Die neue Akzo Nobel-Anlage zur Entbromung von Chlor.
(Bild: Akzo Nobel)

Bitterfeld-Wolfen – Im Bitterfelder Werk stellt Akzo Nobel Chlor, Natronlauge und Wasserstoff her, die zu einem großen Teil per Pipeline an Kunden im Chemiepark geliefert werden. In der Produktion wird Salzsole aus unterirdischen Kavernen bei Bernburg verarbeitet, sie fließt direkt über eine Rohrleitung in die Anlage.

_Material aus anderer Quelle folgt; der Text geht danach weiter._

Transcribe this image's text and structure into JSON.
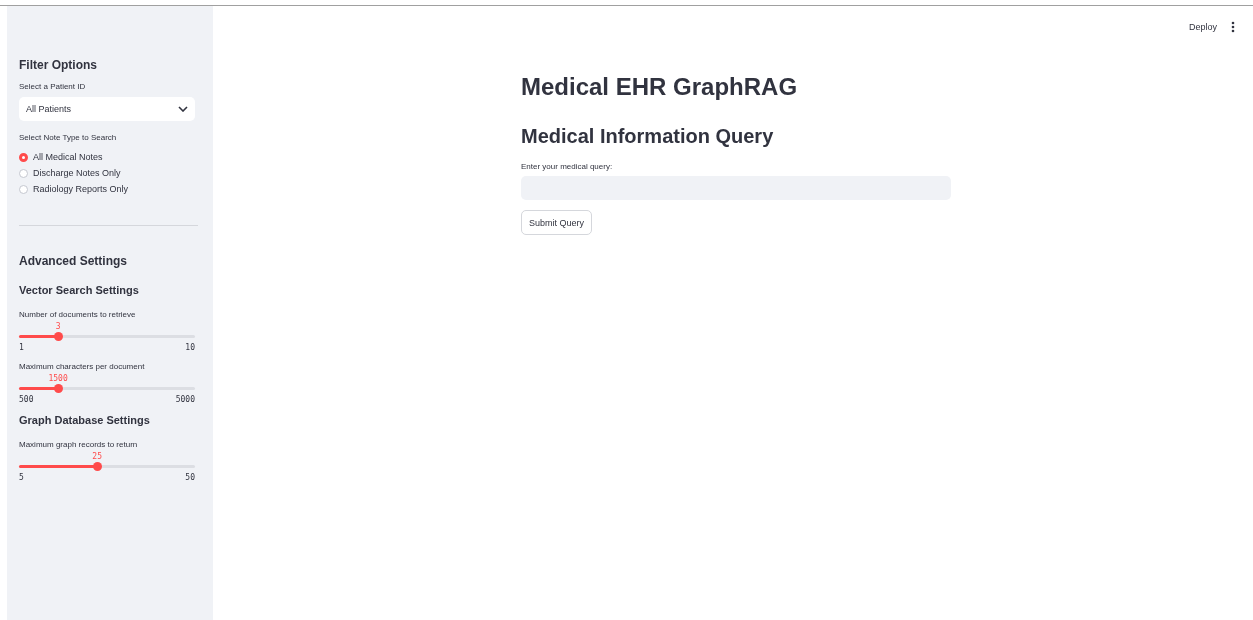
{
  "header": {
    "deploy": "Deploy"
  },
  "sidebar": {
    "title": "Filter Options",
    "patient_label": "Select a Patient ID",
    "patient_value": "All Patients",
    "note_label": "Select Note Type to Search",
    "note_types": [
      {
        "label": "All Medical Notes",
        "selected": true
      },
      {
        "label": "Discharge Notes Only",
        "selected": false
      },
      {
        "label": "Radiology Reports Only",
        "selected": false
      }
    ],
    "advanced_title": "Advanced Settings",
    "sections": [
      {
        "title": "Vector Search Settings",
        "sliders": [
          {
            "label": "Number of documents to retrieve",
            "value": "3",
            "min": "1",
            "max": "10",
            "level": 0.222
          },
          {
            "label": "Maximum characters per document",
            "value": "1500",
            "min": "500",
            "max": "5000",
            "level": 0.222
          }
        ]
      },
      {
        "title": "Graph Database Settings",
        "sliders": [
          {
            "label": "Maximum graph records to return",
            "value": "25",
            "min": "5",
            "max": "50",
            "level": 0.444
          }
        ]
      }
    ]
  },
  "main": {
    "title": "Medical EHR GraphRAG",
    "subtitle": "Medical Information Query",
    "query_label": "Enter your medical query:",
    "submit": "Submit Query"
  }
}
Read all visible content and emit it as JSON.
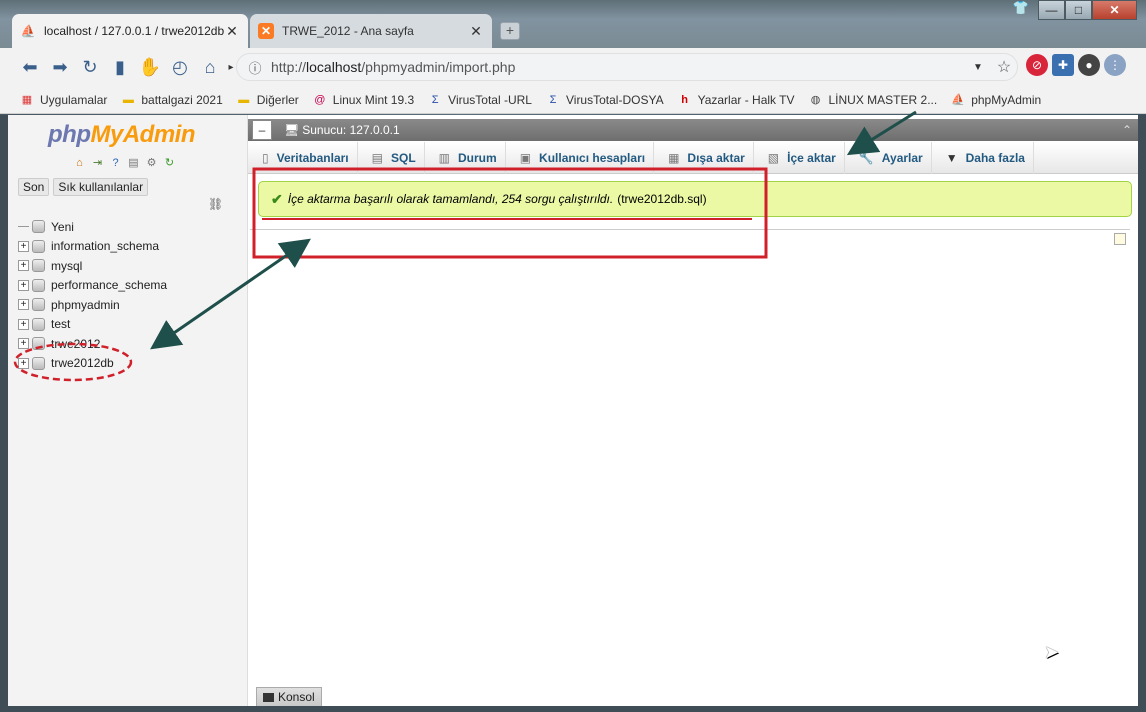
{
  "browser": {
    "tabs": [
      {
        "label": "localhost / 127.0.0.1 / trwe2012db",
        "close": "✕"
      },
      {
        "label": "TRWE_2012 - Ana sayfa",
        "close": "✕"
      }
    ],
    "new_tab": "+",
    "window_controls": {
      "minimize": "—",
      "maximize": "□",
      "close": "✕"
    },
    "url_prefix": "http://",
    "url_host": "localhost",
    "url_path": "/phpmyadmin/import.php"
  },
  "bookmarks": [
    {
      "label": "Uygulamalar",
      "icon": "apps-grid-icon"
    },
    {
      "label": "battalgazi 2021",
      "icon": "folder-icon"
    },
    {
      "label": "Diğerler",
      "icon": "folder-icon"
    },
    {
      "label": "Linux Mint 19.3",
      "icon": "debian-swirl-icon"
    },
    {
      "label": "VirusTotal -URL",
      "icon": "virustotal-icon"
    },
    {
      "label": "VirusTotal-DOSYA",
      "icon": "virustotal-icon"
    },
    {
      "label": "Yazarlar - Halk TV",
      "icon": "halktv-icon"
    },
    {
      "label": "LİNUX MASTER 2...",
      "icon": "globe-icon"
    },
    {
      "label": "phpMyAdmin",
      "icon": "pma-icon"
    }
  ],
  "sidebar": {
    "logo_part1": "php",
    "logo_part2": "MyAdmin",
    "tabs": [
      "Son",
      "Sık kullanılanlar"
    ],
    "databases": [
      {
        "name": "Yeni"
      },
      {
        "name": "information_schema"
      },
      {
        "name": "mysql"
      },
      {
        "name": "performance_schema"
      },
      {
        "name": "phpmyadmin"
      },
      {
        "name": "test"
      },
      {
        "name": "trwe2012"
      },
      {
        "name": "trwe2012db"
      }
    ]
  },
  "main": {
    "server_label": "Sunucu: 127.0.0.1",
    "tabs": [
      {
        "label": "Veritabanları",
        "icon": "database-icon"
      },
      {
        "label": "SQL",
        "icon": "sql-icon"
      },
      {
        "label": "Durum",
        "icon": "status-icon"
      },
      {
        "label": "Kullanıcı hesapları",
        "icon": "users-icon"
      },
      {
        "label": "Dışa aktar",
        "icon": "export-icon"
      },
      {
        "label": "İçe aktar",
        "icon": "import-icon"
      },
      {
        "label": "Ayarlar",
        "icon": "wrench-icon"
      },
      {
        "label": "Daha fazla",
        "icon": "caret-down-icon"
      }
    ],
    "success_message": "İçe aktarma başarılı olarak tamamlandı, 254 sorgu çalıştırıldı.",
    "success_file": "(trwe2012db.sql)",
    "console_label": "Konsol"
  },
  "colors": {
    "annotation_arrow": "#1f4f4a",
    "annotation_highlight": "#d0202a",
    "success_bg": "#ebf8a4",
    "tab_text": "#235a81"
  }
}
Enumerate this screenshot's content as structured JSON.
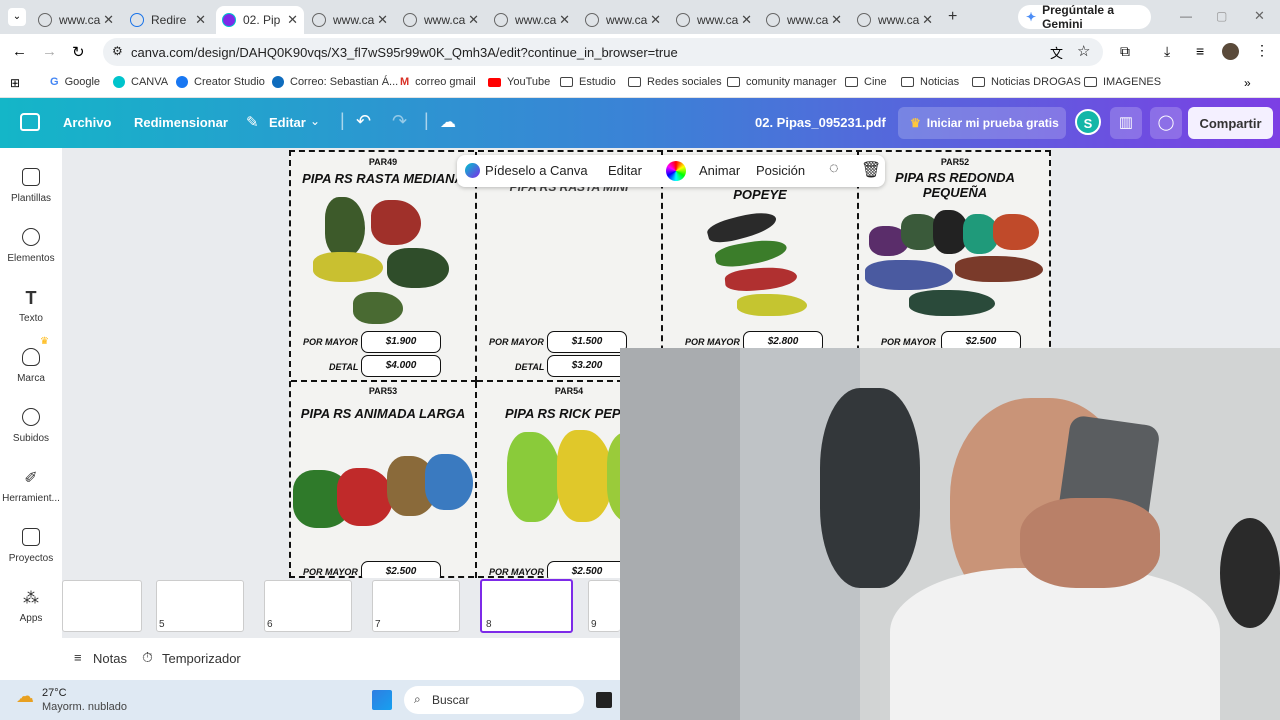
{
  "browser": {
    "tabs": [
      {
        "label": "www.ca"
      },
      {
        "label": "Redire"
      },
      {
        "label": "02. Pip"
      },
      {
        "label": "www.ca"
      },
      {
        "label": "www.ca"
      },
      {
        "label": "www.ca"
      },
      {
        "label": "www.ca"
      },
      {
        "label": "www.ca"
      },
      {
        "label": "www.ca"
      },
      {
        "label": "www.ca"
      }
    ],
    "gemini_label": "Pregúntale a Gemini",
    "url": "canva.com/design/DAHQ0K90vqs/X3_fl7wS95r99w0K_Qmh3A/edit?continue_in_browser=true",
    "bookmarks": [
      "Google",
      "CANVA",
      "Creator Studio",
      "Correo: Sebastian Á...",
      "correo gmail",
      "YouTube",
      "Estudio",
      "Redes sociales",
      "comunity manager",
      "Cine",
      "Noticias",
      "Noticias DROGAS",
      "IMAGENES"
    ]
  },
  "canva_header": {
    "archivo": "Archivo",
    "redimensionar": "Redimensionar",
    "editar": "Editar",
    "doc_title": "02. Pipas_095231.pdf",
    "trial": "Iniciar mi prueba gratis",
    "avatar": "S",
    "share": "Compartir"
  },
  "sidebar": [
    "Plantillas",
    "Elementos",
    "Texto",
    "Marca",
    "Subidos",
    "Herramient...",
    "Proyectos",
    "Apps"
  ],
  "floating_toolbar": {
    "ask": "Pídeselo a Canva",
    "edit": "Editar",
    "animate": "Animar",
    "position": "Posición"
  },
  "products": [
    {
      "code": "PAR49",
      "title": "PIPA RS RASTA MEDIANA",
      "mayor_label": "POR MAYOR",
      "mayor": "$1.900",
      "detal_label": "DETAL",
      "detal": "$4.000"
    },
    {
      "code": "",
      "title": "PIPA RS RASTA MINI",
      "mayor_label": "POR MAYOR",
      "mayor": "$1.500",
      "detal_label": "DETAL",
      "detal": "$3.200"
    },
    {
      "code": "",
      "title": "POPEYE",
      "mayor_label": "POR MAYOR",
      "mayor": "$2.800"
    },
    {
      "code": "PAR52",
      "title": "PIPA RS REDONDA PEQUEÑA",
      "mayor_label": "POR MAYOR",
      "mayor": "$2.500"
    },
    {
      "code": "PAR53",
      "title": "PIPA RS ANIMADA LARGA",
      "mayor_label": "POR MAYOR",
      "mayor": "$2.500"
    },
    {
      "code": "PAR54",
      "title": "PIPA RS RICK PEPIN",
      "mayor_label": "POR MAYOR",
      "mayor": "$2.500"
    }
  ],
  "thumbnails": [
    "5",
    "6",
    "7",
    "8",
    "9"
  ],
  "notes": {
    "notes": "Notas",
    "timer": "Temporizador"
  },
  "taskbar": {
    "temp": "27°C",
    "weather": "Mayorm. nublado",
    "search": "Buscar"
  }
}
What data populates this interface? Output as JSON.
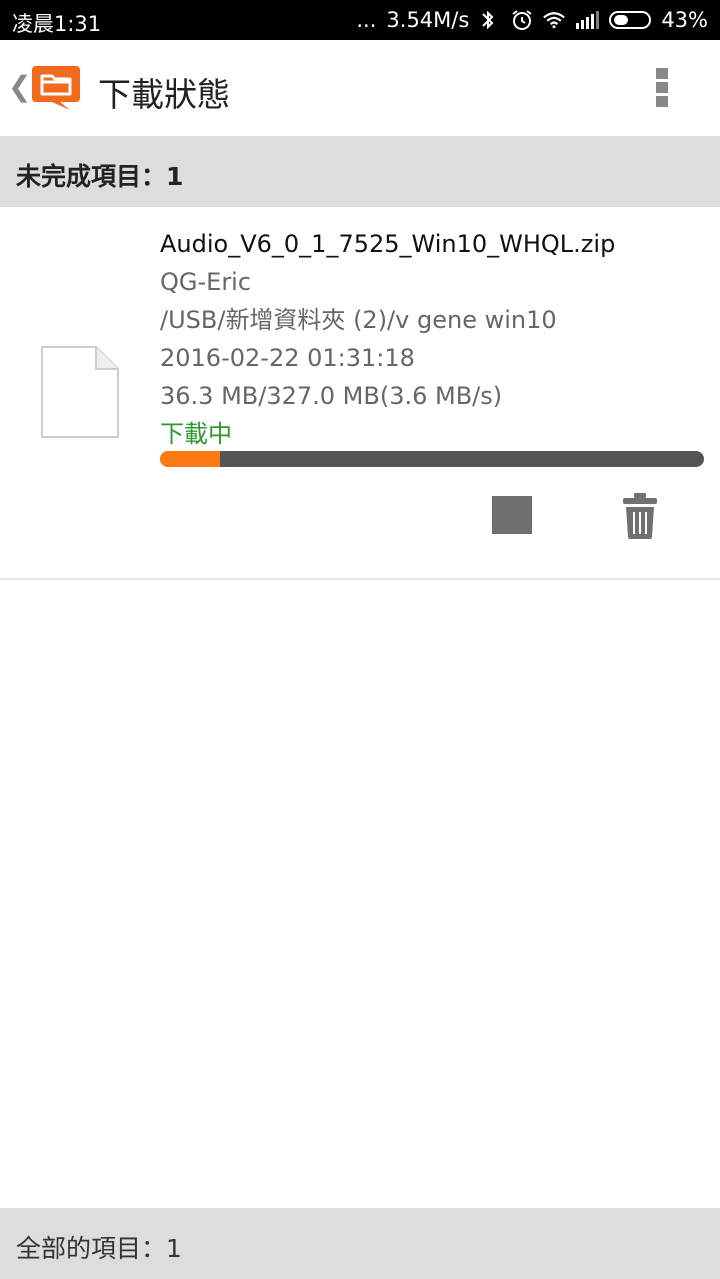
{
  "status_bar": {
    "time": "凌晨1:31",
    "dots": "...",
    "net_speed": "3.54M/s",
    "battery": "43%"
  },
  "app_bar": {
    "title": "下載狀態",
    "back_glyph": "❮"
  },
  "section": {
    "incomplete_label": "未完成項目：1"
  },
  "download_item": {
    "filename": "Audio_V6_0_1_7525_Win10_WHQL.zip",
    "source": "QG-Eric",
    "path": "/USB/新增資料夾 (2)/v gene win10",
    "datetime": "2016-02-22 01:31:18",
    "size_progress": "36.3 MB/327.0 MB(3.6 MB/s)",
    "status": "下載中",
    "progress_fraction": 0.111
  },
  "footer": {
    "all_items_label": "全部的項目：1"
  },
  "colors": {
    "accent_orange": "#ff7a12",
    "status_green": "#2b9a2b",
    "section_bg": "#dddddd"
  },
  "icons": {
    "back": "chevron-left-icon",
    "logo": "folder-chat-logo-icon",
    "menu": "more-vertical-icon",
    "file": "file-icon",
    "stop": "stop-icon",
    "delete": "trash-icon"
  }
}
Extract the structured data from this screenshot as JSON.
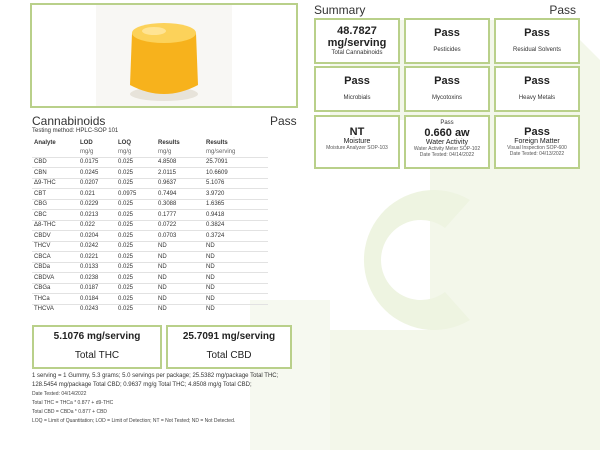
{
  "summary": {
    "title": "Summary",
    "status": "Pass",
    "tiles": [
      {
        "main": "48.7827 mg/serving",
        "sub": "Total Cannabinoids"
      },
      {
        "main": "Pass",
        "sub": "Pesticides"
      },
      {
        "main": "Pass",
        "sub": "Residual Solvents"
      },
      {
        "main": "Pass",
        "sub": "Microbials"
      },
      {
        "main": "Pass",
        "sub": "Mycotoxins"
      },
      {
        "main": "Pass",
        "sub": "Heavy Metals"
      }
    ],
    "tiles_bottom": [
      {
        "top": "",
        "main": "NT",
        "label": "Moisture",
        "method": "Moisture Analyzer SOP-103",
        "date": ""
      },
      {
        "top": "Pass",
        "main": "0.660 aw",
        "label": "Water Activity",
        "method": "Water Activity Meter SOP-102",
        "date": "Date Tested: 04/14/2022"
      },
      {
        "top": "",
        "main": "Pass",
        "label": "Foreign Matter",
        "method": "Visual Inspection SOP-600",
        "date": "Date Tested: 04/13/2022"
      }
    ]
  },
  "cannabinoids": {
    "title": "Cannabinoids",
    "status": "Pass",
    "method": "Testing method: HPLC-SOP 101",
    "headers": [
      "Analyte",
      "LOD",
      "LOQ",
      "Results",
      "Results"
    ],
    "units": [
      "",
      "mg/g",
      "mg/g",
      "mg/g",
      "mg/serving"
    ],
    "rows": [
      [
        "CBD",
        "0.0175",
        "0.025",
        "4.8508",
        "25.7091"
      ],
      [
        "CBN",
        "0.0245",
        "0.025",
        "2.0115",
        "10.6609"
      ],
      [
        "Δ9-THC",
        "0.0207",
        "0.025",
        "0.9637",
        "5.1076"
      ],
      [
        "CBT",
        "0.021",
        "0.0975",
        "0.7494",
        "3.9720"
      ],
      [
        "CBG",
        "0.0229",
        "0.025",
        "0.3088",
        "1.6365"
      ],
      [
        "CBC",
        "0.0213",
        "0.025",
        "0.1777",
        "0.9418"
      ],
      [
        "Δ8-THC",
        "0.022",
        "0.025",
        "0.0722",
        "0.3824"
      ],
      [
        "CBDV",
        "0.0204",
        "0.025",
        "0.0703",
        "0.3724"
      ],
      [
        "THCV",
        "0.0242",
        "0.025",
        "ND",
        "ND"
      ],
      [
        "CBCA",
        "0.0221",
        "0.025",
        "ND",
        "ND"
      ],
      [
        "CBDa",
        "0.0133",
        "0.025",
        "ND",
        "ND"
      ],
      [
        "CBDVA",
        "0.0238",
        "0.025",
        "ND",
        "ND"
      ],
      [
        "CBGa",
        "0.0187",
        "0.025",
        "ND",
        "ND"
      ],
      [
        "THCa",
        "0.0184",
        "0.025",
        "ND",
        "ND"
      ],
      [
        "THCVA",
        "0.0243",
        "0.025",
        "ND",
        "ND"
      ]
    ]
  },
  "totals": {
    "thc_value": "5.1076 mg/serving",
    "thc_label": "Total THC",
    "cbd_value": "25.7091 mg/serving",
    "cbd_label": "Total CBD"
  },
  "notes": {
    "line1": "1 serving = 1 Gummy, 5.3 grams; 5.0 servings per package; 25.5382 mg/package Total THC; 128.5454 mg/package Total CBD; 0.9637 mg/g Total THC; 4.8508 mg/g Total CBD;",
    "date": "Date Tested: 04/14/2022",
    "thc_formula": "Total THC = THCa * 0.877 + d9-THC",
    "cbd_formula": "Total CBD = CBDa * 0.877 + CBD",
    "legend": "LOQ = Limit of Quantitation; LOD = Limit of Detection; NT = Not Tested; ND = Not Detected."
  },
  "colors": {
    "accent": "#b9d08a",
    "gummy": "#f7b21c"
  }
}
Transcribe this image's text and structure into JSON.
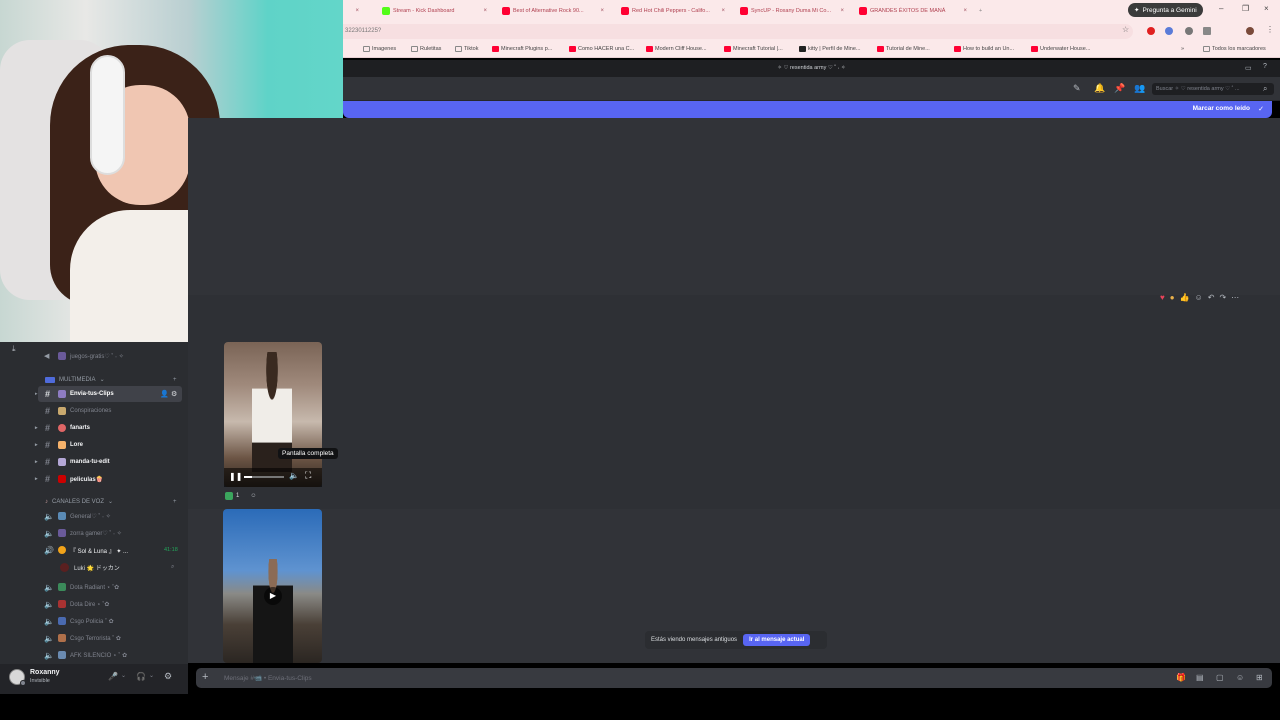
{
  "browser": {
    "tabs": [
      {
        "label": "Stream - Kick Dashboard",
        "fav_color": "#53fc18"
      },
      {
        "label": "Best of Alternative Rock 90...",
        "fav_color": "#ff0033"
      },
      {
        "label": "Red Hot Chili Peppers - Califo...",
        "fav_color": "#ff0033"
      },
      {
        "label": "SyncUP - Roxany Duma Mi Co...",
        "fav_color": "#ff0033"
      },
      {
        "label": "GRANDES ÉXITOS DE MANÁ",
        "fav_color": "#ff0033"
      }
    ],
    "gemini_label": "Pregunta a Gemini",
    "url_fragment": "3223011225?",
    "bookmarks": [
      {
        "label": "Imagenes"
      },
      {
        "label": "Ruletitas"
      },
      {
        "label": "Tiktok"
      },
      {
        "label": "Minecraft Plugins p..."
      },
      {
        "label": "Como HACER una C..."
      },
      {
        "label": "Modern Cliff House..."
      },
      {
        "label": "Minecraft Tutorial |..."
      },
      {
        "label": "kitty | Perfil de Mine..."
      },
      {
        "label": "Tutorial de Mine..."
      },
      {
        "label": "How to build an Un..."
      },
      {
        "label": "Underwater House..."
      }
    ],
    "all_bookmarks_label": "Todos los marcadores"
  },
  "discord": {
    "window_title": "✧ ♡ resentida army ♡ ˚ ˖ ✧",
    "search_placeholder": "Buscar ✧ ♡ resentida army ♡ ˚ ...",
    "mark_read_label": "Marcar como leído",
    "channels": [
      {
        "label": "juegos-gratis♡ ˚ ˖ ✧",
        "type": "text",
        "muted": true
      },
      {
        "category": "MULTIMEDIA"
      },
      {
        "label": "Envia-tus-Clips",
        "type": "text",
        "selected": true,
        "emoji_color": "#8e7cc3"
      },
      {
        "label": "Conspiraciones",
        "type": "text",
        "muted": true,
        "emoji_color": "#c9a96e"
      },
      {
        "label": "fanarts",
        "type": "text",
        "emoji_color": "#e06666"
      },
      {
        "label": "Lore",
        "type": "text",
        "emoji_color": "#f6b26b"
      },
      {
        "label": "manda-tu-edit",
        "type": "text",
        "emoji_color": "#b4a7d6"
      },
      {
        "label": "peliculas🍿",
        "type": "text",
        "emoji_color": "#cc0000"
      },
      {
        "category": "CANALES DE VOZ"
      },
      {
        "label": "General♡ ˚ ˖ ✧",
        "type": "voice"
      },
      {
        "label": "zorra gamer♡ ˚ ˖ ✧",
        "type": "voice"
      },
      {
        "label": "『 Sol & Luna 』 ✦ ...",
        "type": "voice",
        "active": true,
        "timer": "41:18"
      },
      {
        "label": "Luki 🌟 ドッカン",
        "type": "member"
      },
      {
        "label": "Dota Radiant ⋆ ˚✿",
        "type": "voice"
      },
      {
        "label": "Dota Dire ⋆ ˚✿",
        "type": "voice"
      },
      {
        "label": "Csgo Policia ˚ ✿",
        "type": "voice"
      },
      {
        "label": "Csgo Terrorista ˚ ✿",
        "type": "voice"
      },
      {
        "label": "AFK SILENCIO ⋆ ˚ ✿",
        "type": "voice"
      }
    ],
    "video_tooltip": "Pantalla completa",
    "reaction_count": "1",
    "old_messages_text": "Estás viendo mensajes antiguos",
    "jump_label": "Ir al mensaje actual",
    "composer_placeholder": "Mensaje #📹 • Envia-tus-Clips",
    "user": {
      "name": "Roxanny",
      "status": "Invisible"
    }
  }
}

Mit dem Bau der neuen Anlage reagierte das Unternehmen auf eine entsprechende Anforderung seiner Kunden: Die neue Anlage eliminiert Brom aus dem Produktionsprozess, ein Element, das sich üblicherweise auch im Endprodukt Chlor wiederfindet.

Wichtiger Standortfaktor

Sachsen-Anhalts Ministerpräsident Dr. Reiner Haseloff war bei der Einweihung auch vor Ort und unterstrich die Bedeutung des Unternehmens für den Chemiepark hervor. Im Jahr 2002 habe Akzo Nobel die Chlorproduktion in Bitterfeld-Wolfen vollständig übernommen wurde und seitdem die d die Jahreskapazität von ursprünglich 75 000 t auf heute fast 100 000 t erweitert.

Die Chlorproduktion in Bitterfeld-Wolfen stehe am Anfang der Produktionskette im Chemiepark, jede Stärkung der Chlorproduktion komme damit automatisch auch den anderen Unternehmen hier zugute.

„Wir wollen für unsere Kunden beste Produkte und Dienstleistungen liefern. Eine Investition in die Entbromunganlage war deshalb nur folgerichtig“, sagte Jürgen Baune, der bei Akzo Nobel für das Chlor-Alkali-Geschäft verantwortlich ist. Er hob das gute wirtschaftliche Umfeld hervor. „Dank der ständigen Effizienzsteigerung und ihren ausgezeichneten Umweltstandards ist die Anlage ein gutes Beispiel für Akzo Nobels Planet Possible Strategie, die darauf abzielt, Ressourcen zu sparen, d.h. mit weniger mehr zu machen. Neben der sehr positiven Einstellung der Region zur Chemie sind unsere qualifizierten und hoch engagierten Mitarbeiter und Mitarbeiterinnen ein weiterer positiver Standortfaktor: Sie sind gut ausgebildet, leistungsbereit und äußerst verlässlich. Das hat die Entscheidung für die Investition sehr unterstützt.“

Stefan Kauerauf, Werkleiter in Bitterfeld, lobt die stringente Projektleitung: „Von der Entscheidung zum Bau der Entbromung bis zur vollständigen Fertigstellung und Inbetriebnahme hat es fast genau zwei Jahre gedauert. Alles lief nach Plan und wir haben den Umbau zum Großteil mit unseren eigenen Mitarbeitern und bei laufendem Betrieb gestemmt. “.